Self Destroy Droplet On Completion

Scott’s analogsea package provides a great way to script commands for cloud instances on the digitalocean platform. for instance, we can use analogsea to automatically start an instance of the desired size, submit a computationally intensive task, and then terminate the instance when the task completes successfully. This last step is particularly convenient since it makes it easier to use a very powerful (and thus expensive) instance for a short time, knowing it will terminate and avoid extra charges while idle.
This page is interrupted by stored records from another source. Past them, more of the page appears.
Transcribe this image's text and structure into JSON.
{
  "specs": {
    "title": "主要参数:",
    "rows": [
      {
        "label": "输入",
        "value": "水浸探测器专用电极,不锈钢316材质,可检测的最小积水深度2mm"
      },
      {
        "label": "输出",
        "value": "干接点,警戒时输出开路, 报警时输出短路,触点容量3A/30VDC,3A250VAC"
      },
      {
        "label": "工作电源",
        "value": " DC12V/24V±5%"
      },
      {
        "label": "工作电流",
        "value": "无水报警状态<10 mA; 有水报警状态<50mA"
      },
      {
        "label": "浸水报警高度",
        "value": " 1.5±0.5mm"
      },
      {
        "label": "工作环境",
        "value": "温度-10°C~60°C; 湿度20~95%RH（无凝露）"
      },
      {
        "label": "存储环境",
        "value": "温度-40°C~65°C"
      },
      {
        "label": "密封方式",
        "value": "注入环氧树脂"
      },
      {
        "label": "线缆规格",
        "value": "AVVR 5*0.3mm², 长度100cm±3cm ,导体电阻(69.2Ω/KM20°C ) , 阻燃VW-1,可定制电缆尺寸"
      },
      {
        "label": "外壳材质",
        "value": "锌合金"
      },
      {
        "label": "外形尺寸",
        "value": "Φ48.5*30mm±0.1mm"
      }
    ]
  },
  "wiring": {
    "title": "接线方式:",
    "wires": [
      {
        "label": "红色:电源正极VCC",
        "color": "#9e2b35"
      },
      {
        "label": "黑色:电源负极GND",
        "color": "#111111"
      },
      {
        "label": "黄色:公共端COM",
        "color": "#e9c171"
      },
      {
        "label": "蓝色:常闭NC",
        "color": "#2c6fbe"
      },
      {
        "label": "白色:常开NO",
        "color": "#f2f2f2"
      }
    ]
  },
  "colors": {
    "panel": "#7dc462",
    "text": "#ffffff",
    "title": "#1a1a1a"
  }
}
To avoid first having to install the necessary software environment on the newly created digitalocean instance, we will simply pull a docker image that has already been provisioned. This is particularly useful in both keeping what we information we need to send to the cloud machine consise (no need to list all dependencies) and fast (particularly in the case of installing any packages from source, such as R packages from CRAN. Thee complete installation process to generate the image we use here can take over an hour itself).

The analogsea package provides nice functions for working with docker as well, as we will illustrate here.

First, we can define a custom little function that will pull a given Github repo, run the script specified, and push the results back up.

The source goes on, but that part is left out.